Воловик объяснил итальянцу по-немецки, чтобы он подождал немного, дескать, пожрать дадим. Андрей-Маруся сбегал во двор, принес буханку хлеба и большой шмат сала. Итальянец поблагодарил, поклонился, сунул хлеб с салом в рюкзачок и, неся в руке футляр со скрипкой, зашагал дальше, в сторону своей Италии.
– А что он все время повторял: «Карузо, Карузо!»? – спросил я у Воловика, подумав, что «карузо» немецкое слово, похвала какая-то.
– Не знаю, – ответил Воловик. – Это, наверное, по-ихнему, по-итальянски.
– Карузо – великий итальянский певец, тенор, – объяснил Голубицкий. – До войны у меня были его пластинки. Оперные арии. Володьке, конечно, далеко до Карузо, но голос у него хороший. Тебе, Володя, после войны обязательно надо в консерваторию. Кто знает, может, однажды в Одессе старик Голубицкий включит радио и вдруг услышит: «Исполняет солист Большого театра Владимир Куренной… «О, боже мой! Наш Володька! «Копытник»!

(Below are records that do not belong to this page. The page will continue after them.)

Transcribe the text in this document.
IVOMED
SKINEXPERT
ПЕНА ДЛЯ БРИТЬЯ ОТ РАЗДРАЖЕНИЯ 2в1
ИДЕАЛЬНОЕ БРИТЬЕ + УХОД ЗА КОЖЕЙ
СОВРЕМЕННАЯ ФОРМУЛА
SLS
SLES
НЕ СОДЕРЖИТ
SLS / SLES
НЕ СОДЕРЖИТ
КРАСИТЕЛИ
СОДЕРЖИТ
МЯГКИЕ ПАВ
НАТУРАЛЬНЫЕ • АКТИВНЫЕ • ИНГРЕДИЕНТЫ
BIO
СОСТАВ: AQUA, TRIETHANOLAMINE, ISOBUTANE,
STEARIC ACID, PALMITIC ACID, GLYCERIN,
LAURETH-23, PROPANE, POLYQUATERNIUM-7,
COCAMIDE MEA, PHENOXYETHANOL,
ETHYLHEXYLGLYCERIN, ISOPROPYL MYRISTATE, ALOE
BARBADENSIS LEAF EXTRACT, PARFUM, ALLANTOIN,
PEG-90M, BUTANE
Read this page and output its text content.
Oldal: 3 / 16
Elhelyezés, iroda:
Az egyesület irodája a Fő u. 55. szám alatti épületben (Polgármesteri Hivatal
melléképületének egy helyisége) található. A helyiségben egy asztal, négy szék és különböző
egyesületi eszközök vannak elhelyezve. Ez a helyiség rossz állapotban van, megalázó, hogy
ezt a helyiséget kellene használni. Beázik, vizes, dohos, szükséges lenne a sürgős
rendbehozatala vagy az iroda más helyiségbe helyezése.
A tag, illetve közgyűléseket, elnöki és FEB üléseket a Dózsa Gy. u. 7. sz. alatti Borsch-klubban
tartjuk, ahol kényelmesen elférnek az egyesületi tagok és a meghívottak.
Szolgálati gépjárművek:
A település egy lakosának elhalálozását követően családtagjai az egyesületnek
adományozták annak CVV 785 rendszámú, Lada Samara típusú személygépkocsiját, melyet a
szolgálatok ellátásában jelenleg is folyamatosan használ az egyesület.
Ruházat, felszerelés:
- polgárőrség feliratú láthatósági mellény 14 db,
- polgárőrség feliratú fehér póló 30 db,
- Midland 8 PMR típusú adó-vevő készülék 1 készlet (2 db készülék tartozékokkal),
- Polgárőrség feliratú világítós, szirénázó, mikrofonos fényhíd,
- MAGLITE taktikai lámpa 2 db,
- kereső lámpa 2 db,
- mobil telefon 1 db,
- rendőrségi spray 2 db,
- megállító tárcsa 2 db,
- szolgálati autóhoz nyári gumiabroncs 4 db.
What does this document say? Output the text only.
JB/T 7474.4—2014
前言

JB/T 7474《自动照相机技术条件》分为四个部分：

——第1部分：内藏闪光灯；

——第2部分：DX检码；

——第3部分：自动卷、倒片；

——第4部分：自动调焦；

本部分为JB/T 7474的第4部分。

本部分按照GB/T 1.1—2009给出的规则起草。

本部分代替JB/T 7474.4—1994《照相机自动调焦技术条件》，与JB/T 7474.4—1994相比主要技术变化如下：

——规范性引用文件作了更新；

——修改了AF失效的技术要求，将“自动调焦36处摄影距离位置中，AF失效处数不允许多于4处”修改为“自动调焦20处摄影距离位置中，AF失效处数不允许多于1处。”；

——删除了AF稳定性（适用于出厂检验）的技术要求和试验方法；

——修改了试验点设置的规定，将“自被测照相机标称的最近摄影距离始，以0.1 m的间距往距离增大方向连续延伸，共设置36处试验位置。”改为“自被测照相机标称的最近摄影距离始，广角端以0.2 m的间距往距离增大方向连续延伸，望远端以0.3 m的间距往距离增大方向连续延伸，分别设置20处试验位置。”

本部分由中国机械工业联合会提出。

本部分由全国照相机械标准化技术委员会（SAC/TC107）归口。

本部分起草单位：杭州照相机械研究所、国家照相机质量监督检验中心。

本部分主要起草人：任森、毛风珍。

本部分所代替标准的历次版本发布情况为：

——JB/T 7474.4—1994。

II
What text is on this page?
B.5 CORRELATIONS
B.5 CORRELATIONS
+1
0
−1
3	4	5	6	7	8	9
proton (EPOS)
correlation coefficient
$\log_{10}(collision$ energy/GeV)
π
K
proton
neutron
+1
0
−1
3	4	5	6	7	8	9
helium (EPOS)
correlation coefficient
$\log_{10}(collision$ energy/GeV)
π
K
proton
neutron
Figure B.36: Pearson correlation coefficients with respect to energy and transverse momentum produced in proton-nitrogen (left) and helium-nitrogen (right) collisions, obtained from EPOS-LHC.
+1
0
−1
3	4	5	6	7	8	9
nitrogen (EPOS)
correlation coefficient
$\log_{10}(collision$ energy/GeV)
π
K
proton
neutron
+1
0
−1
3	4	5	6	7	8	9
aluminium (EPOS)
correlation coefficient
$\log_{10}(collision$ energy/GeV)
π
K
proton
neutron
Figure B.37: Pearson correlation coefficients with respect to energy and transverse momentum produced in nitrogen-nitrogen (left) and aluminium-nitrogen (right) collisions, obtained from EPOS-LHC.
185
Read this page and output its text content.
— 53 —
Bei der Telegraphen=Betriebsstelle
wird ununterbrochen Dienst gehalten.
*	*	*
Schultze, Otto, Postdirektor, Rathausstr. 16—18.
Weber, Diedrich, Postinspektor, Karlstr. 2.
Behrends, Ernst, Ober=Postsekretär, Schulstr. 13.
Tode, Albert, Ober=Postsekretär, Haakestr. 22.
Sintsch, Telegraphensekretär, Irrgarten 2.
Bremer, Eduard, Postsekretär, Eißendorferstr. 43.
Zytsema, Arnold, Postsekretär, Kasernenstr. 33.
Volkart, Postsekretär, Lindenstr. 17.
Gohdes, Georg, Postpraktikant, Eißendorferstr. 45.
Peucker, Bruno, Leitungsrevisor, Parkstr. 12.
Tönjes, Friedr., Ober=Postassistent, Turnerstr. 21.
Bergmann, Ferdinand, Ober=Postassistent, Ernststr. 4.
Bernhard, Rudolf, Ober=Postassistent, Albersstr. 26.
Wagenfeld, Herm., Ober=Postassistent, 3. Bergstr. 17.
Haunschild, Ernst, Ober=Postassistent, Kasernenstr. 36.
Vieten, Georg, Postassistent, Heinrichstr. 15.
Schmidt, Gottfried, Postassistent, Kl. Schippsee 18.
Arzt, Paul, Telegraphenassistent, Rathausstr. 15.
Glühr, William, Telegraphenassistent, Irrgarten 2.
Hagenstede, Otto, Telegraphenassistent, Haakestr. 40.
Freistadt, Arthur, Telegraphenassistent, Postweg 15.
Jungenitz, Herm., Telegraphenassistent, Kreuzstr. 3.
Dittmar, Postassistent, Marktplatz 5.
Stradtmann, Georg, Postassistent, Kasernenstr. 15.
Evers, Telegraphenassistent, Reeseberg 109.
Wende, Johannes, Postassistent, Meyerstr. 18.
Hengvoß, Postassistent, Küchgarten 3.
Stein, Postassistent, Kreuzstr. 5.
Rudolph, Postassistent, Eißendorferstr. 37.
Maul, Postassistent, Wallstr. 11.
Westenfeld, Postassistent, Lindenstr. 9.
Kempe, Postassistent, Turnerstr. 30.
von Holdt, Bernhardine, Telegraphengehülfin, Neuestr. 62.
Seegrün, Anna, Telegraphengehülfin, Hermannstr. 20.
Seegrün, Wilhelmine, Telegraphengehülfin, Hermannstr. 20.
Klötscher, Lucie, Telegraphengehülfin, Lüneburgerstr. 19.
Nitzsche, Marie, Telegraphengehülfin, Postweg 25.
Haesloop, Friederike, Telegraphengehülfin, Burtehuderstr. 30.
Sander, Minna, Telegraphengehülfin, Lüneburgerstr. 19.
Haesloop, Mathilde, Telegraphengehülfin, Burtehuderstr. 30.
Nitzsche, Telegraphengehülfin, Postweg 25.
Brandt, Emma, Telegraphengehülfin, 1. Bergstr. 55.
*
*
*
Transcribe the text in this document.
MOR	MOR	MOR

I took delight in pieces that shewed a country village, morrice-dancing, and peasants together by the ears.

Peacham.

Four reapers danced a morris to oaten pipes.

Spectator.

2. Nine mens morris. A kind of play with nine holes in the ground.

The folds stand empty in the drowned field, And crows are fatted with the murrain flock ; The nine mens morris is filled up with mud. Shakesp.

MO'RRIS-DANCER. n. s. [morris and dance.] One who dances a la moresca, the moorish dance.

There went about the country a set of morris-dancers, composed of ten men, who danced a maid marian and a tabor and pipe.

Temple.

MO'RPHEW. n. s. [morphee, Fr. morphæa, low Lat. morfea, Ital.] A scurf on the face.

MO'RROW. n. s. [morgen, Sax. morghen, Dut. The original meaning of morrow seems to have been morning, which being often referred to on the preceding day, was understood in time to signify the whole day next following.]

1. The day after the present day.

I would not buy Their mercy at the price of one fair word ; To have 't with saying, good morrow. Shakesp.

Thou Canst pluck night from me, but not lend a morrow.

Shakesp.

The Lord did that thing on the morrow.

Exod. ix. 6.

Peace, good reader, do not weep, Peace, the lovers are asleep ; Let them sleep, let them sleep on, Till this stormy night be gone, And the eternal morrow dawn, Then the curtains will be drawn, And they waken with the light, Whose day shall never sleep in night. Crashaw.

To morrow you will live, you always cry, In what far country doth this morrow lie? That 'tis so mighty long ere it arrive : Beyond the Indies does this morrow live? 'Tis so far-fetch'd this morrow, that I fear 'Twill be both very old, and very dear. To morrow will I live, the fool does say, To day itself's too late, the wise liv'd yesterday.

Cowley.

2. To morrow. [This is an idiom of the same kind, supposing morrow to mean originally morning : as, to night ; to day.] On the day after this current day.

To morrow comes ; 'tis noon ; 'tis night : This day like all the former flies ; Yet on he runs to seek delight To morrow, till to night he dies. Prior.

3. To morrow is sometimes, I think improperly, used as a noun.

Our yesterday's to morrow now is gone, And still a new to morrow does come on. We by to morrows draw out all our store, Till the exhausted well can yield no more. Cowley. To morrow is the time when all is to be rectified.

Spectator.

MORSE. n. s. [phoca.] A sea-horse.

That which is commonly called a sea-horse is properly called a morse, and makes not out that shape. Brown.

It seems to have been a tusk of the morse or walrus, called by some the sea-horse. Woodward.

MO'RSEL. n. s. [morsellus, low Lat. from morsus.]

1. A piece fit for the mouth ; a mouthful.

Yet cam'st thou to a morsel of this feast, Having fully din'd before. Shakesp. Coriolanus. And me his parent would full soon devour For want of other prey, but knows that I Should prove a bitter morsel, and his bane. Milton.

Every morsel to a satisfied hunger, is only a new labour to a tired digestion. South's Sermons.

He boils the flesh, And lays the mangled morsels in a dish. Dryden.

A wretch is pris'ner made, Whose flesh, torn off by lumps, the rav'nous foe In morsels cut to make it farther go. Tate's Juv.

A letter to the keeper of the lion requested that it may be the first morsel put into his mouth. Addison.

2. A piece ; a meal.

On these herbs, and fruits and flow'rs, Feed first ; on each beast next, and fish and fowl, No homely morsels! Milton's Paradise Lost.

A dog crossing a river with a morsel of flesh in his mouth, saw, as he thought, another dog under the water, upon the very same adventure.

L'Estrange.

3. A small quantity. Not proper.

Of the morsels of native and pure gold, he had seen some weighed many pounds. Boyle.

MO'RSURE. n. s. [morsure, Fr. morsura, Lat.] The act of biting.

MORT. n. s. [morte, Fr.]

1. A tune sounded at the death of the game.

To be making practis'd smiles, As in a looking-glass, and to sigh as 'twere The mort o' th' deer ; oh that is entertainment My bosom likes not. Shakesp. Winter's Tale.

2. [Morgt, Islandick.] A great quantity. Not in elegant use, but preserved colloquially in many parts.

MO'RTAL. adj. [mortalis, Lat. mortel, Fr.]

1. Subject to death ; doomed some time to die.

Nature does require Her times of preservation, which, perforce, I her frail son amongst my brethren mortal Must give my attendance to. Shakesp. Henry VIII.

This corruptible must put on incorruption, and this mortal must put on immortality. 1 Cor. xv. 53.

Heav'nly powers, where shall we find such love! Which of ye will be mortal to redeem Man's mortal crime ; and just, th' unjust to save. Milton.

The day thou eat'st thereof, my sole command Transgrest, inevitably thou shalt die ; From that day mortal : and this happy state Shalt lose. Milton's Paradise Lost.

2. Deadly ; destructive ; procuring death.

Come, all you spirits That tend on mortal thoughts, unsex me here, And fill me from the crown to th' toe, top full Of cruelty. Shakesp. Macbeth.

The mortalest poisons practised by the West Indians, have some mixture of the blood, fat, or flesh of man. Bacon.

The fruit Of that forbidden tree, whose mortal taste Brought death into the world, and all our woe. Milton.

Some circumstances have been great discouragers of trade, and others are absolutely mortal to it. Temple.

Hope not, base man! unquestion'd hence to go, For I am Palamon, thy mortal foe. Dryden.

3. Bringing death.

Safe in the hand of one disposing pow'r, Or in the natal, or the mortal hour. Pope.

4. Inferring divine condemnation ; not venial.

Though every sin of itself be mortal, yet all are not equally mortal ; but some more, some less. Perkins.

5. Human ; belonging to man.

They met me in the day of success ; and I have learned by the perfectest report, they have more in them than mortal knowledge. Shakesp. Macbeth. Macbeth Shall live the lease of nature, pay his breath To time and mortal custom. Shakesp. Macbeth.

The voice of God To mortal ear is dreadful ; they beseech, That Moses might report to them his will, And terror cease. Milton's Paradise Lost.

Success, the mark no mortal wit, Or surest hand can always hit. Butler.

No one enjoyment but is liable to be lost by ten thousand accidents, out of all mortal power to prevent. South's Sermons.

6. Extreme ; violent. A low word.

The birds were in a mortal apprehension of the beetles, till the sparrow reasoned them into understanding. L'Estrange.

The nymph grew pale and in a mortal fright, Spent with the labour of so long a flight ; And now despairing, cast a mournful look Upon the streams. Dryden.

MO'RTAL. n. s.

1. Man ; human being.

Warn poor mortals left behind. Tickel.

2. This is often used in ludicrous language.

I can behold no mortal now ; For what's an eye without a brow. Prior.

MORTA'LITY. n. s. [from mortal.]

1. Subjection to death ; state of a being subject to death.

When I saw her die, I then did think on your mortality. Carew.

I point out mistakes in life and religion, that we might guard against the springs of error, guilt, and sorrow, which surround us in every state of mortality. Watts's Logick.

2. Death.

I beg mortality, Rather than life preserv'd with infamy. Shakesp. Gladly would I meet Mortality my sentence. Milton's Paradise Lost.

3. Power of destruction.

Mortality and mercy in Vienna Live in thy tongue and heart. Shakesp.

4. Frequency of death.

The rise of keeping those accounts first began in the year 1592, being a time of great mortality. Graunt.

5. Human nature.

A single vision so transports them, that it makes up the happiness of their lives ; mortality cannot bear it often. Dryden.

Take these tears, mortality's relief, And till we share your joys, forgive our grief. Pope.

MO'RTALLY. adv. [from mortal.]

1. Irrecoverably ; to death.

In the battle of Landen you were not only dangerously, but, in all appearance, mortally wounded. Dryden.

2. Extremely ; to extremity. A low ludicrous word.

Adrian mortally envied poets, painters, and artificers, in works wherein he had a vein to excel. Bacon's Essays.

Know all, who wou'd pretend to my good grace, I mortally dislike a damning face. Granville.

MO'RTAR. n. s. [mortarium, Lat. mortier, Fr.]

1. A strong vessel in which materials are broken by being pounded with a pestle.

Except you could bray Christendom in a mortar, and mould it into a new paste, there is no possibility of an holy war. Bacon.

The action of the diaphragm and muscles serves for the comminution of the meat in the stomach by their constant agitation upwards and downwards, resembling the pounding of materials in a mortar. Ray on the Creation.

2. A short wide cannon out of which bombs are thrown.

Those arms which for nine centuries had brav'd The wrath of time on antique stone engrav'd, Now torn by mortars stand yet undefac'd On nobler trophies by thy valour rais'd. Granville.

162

– Ну, сказки, – смутился Куренной, даже уши у него покраснели.
– Не сказка, а так должно. Только дожить надо. Будь моя воля, я талантливых ребят не посылал бы на передовую. Талантливые пригодятся после войны.
– Ишь ты какой! Может, мы все талантливые! – окрысился Шалаев.
– А знаете, сколько их погибло в войнах?! – продолжил Голубицкий, не слушая Шалаева. – Если в ближайшие сто лет на земле не будет ни одного гениального композитора, ни одного гениального поэта – это война. Ведь она загубила не только гениальных ребят, она загубила и тех, от кого могли родиться гениальные дети.
– Хреновина! Твоих гениальных музыкантов и поетов бабы после войны народят от нас. Верно, ребята? – сказал Шалаев.